Robot cells? Medicine of the near future
Sometimes, just hearing the name of a new invention unleashes a vast ocean of conspiracy theories and terrible dystopian, Black Mirroresque visions of what this new technology might bring about. And it’s no surprise. It’s always the same with any sort of change or new invention.
For example, when portable phones just came out people started panicking over potential worsening of eyesight and hearing as a consequence of use, frequently proposing other frightening theories of the sort to back up their scepticism towards the novel technology.
The invention of Robot cells is no exception to the rule and certainly might appear quite intimidating upon first inspection. Nevertheless, the goals that Vermont & Tufts University researchers aim to achieve with these robotic cells are near-revolutionary in the areas of medicine, bio-engineering and other less expected fields.
The “Xenobot” or robot cells
But what are these robot cells anyway ? The Xenobots, as researchers called them, appear to be a very particular form of existence, nor robot nor living being, generated by a supercomputer and successfully brought into real life. You might be thinking of how dangerously close we seem to be getting to the movie Bladerunner, but rest assured, the danger is quite a way away.
Using cutting-edge technology, Vermont and Tufts researchers computer-generated a wide variety of models for the new Xenobot, one of which was certain to be brought to life.
Each model was carefully inspected and tested over and over. Those that brought the most locomotion with the least wasted effort were selected, compared and re-selected in multiple stages with a complex evolutionary algorithm until finally, a single champion emerged from the ashes of the fallen. Now, the real thing was on the way to be crafted.
One tedious task came to an end, but stitching together a 1mm life form was going to be another challenge.
After gathering somatic cells from an embryo of the African clawed-frog, which were left to incubate until ready, these otherwise called stem cells were then separated into skin and heart tissue, the latter of which would eventually act as a propelling mechanism for the Xenobot.
With the most delicate precision and the tiniest of surgical instruments, the scientists successfully sculpted together an actually functioning cell, capable of autonomous movement. That of which they’ve been dreaming for so long – The Xenobot.
What robot cells do?
Truly, this experiment was a success. Though now that we’ve managed to assemble a computer-generated ‘life form’, what can this Xenobot do for us except exist and arbitrarily propel itself it various directions ?

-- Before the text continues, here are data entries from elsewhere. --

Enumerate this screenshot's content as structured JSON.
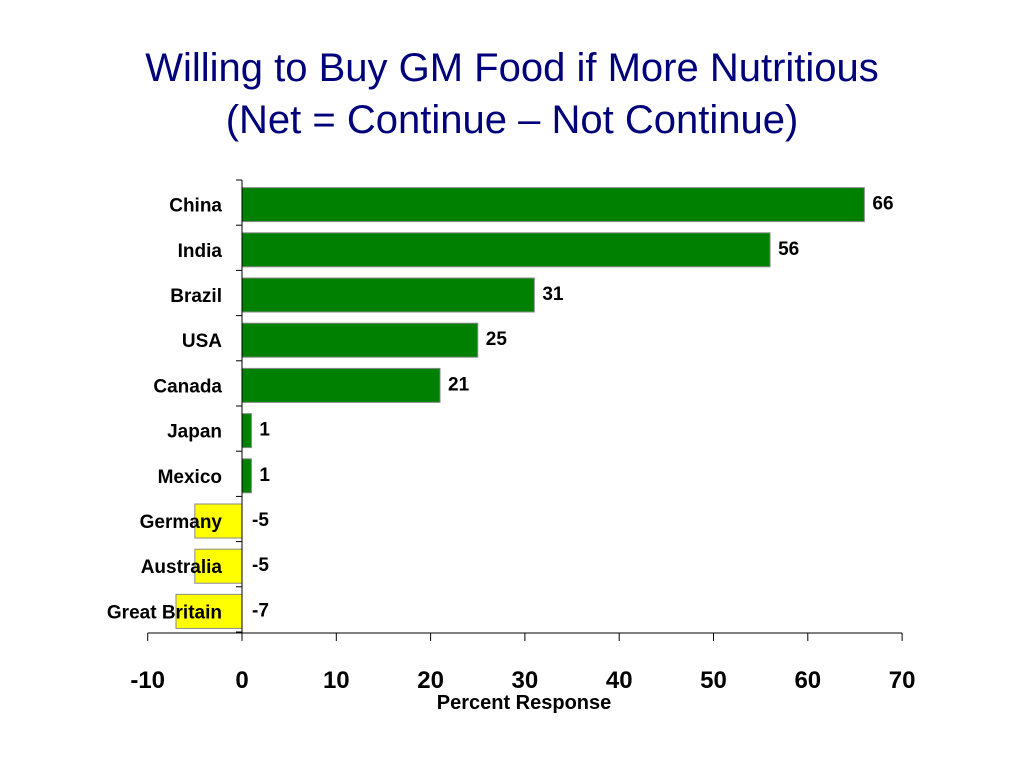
{
  "title_line1": "Willing to Buy GM Food if More Nutritious",
  "title_line2": "(Net = Continue – Not Continue)",
  "colors": {
    "title": "#00007a",
    "positive": "#008000",
    "negative": "#ffff00"
  },
  "chart_data": {
    "type": "bar",
    "orientation": "horizontal",
    "categories": [
      "China",
      "India",
      "Brazil",
      "USA",
      "Canada",
      "Japan",
      "Mexico",
      "Germany",
      "Australia",
      "Great Britain"
    ],
    "values": [
      66,
      56,
      31,
      25,
      21,
      1,
      1,
      -5,
      -5,
      -7
    ],
    "value_labels": [
      "66",
      "56",
      "31",
      "25",
      "21",
      "1",
      "1",
      "-5",
      "-5",
      "-7"
    ],
    "xlabel": "Percent Response",
    "xlim": [
      -10,
      70
    ],
    "xticks": [
      -10,
      0,
      10,
      20,
      30,
      40,
      50,
      60,
      70
    ],
    "grid": false,
    "legend": "none"
  }
}
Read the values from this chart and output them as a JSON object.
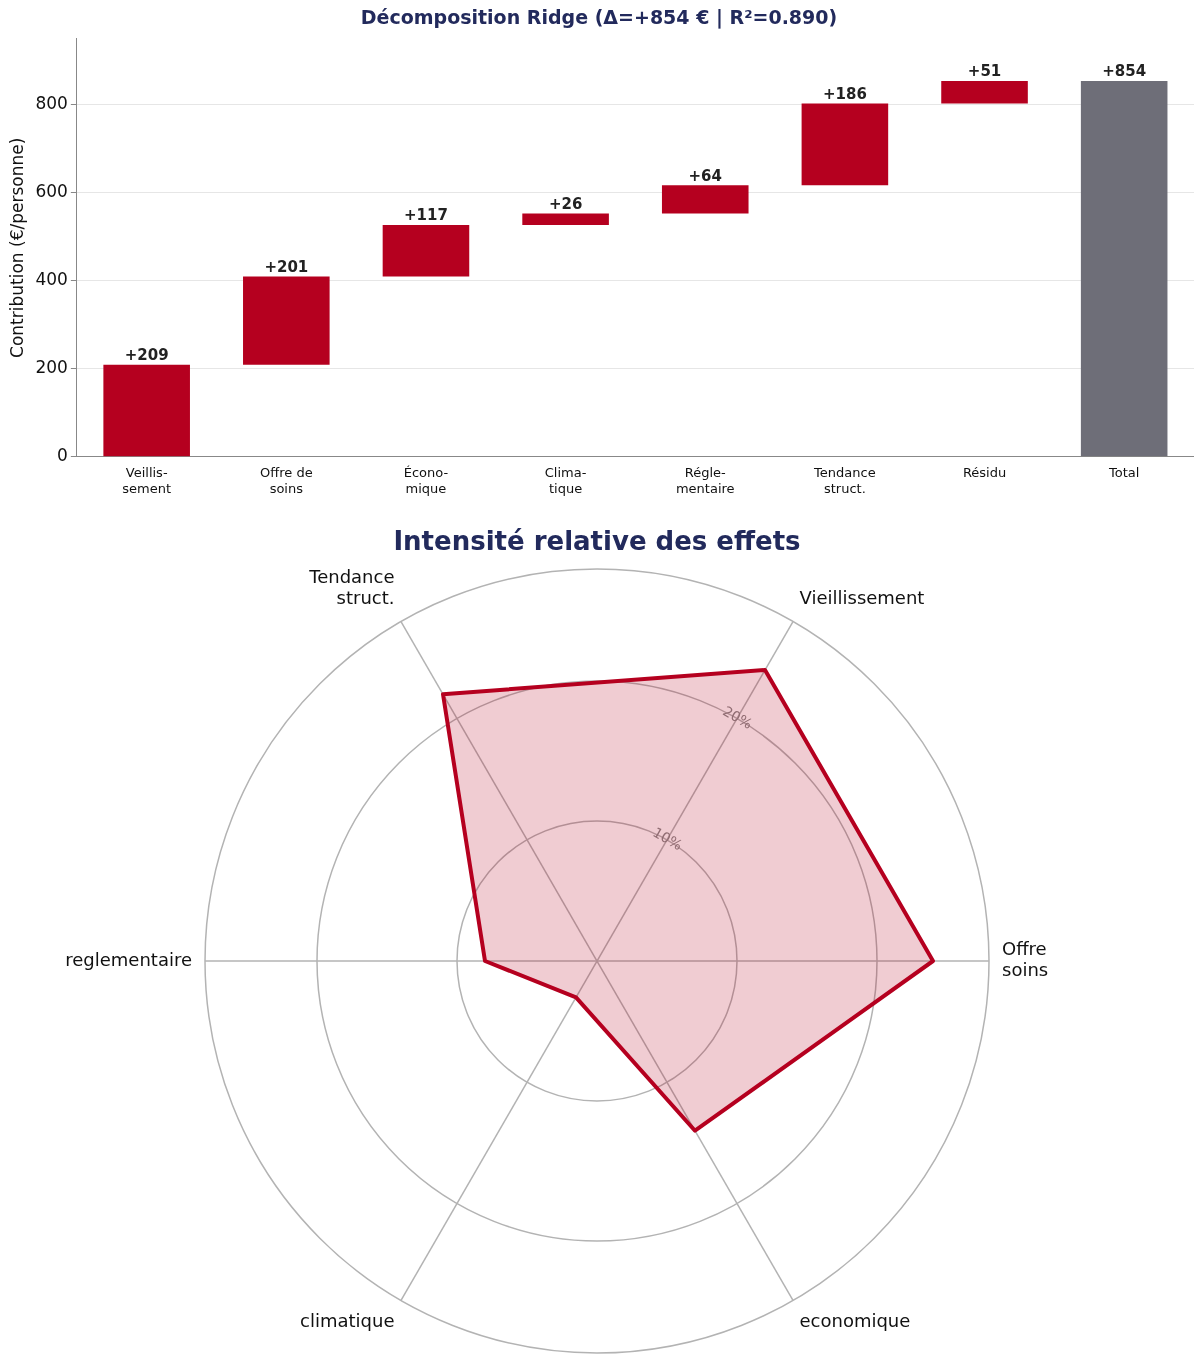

Scientists claim that Xenobots or robot cells, hopefully soon, will be capable of transporting medicine within the human body or floating through our veins and arteries, and cleaning out various clogging and plaque.
Outside of the medical field however, scientists have also found a curious application. They hypothesise that Xenobots can be eventually applied to eradicate types of radioactive waste, or likewise collecting rogue microplastics across sea and ocean surfaces.
Overall, it seems like these current applications are only the beginning of a whole new branch in medicine and maybe ecology. I believe the real fruit of this discovery will only be ripe in about 15-20 years from now, however that which we have is already most impressive.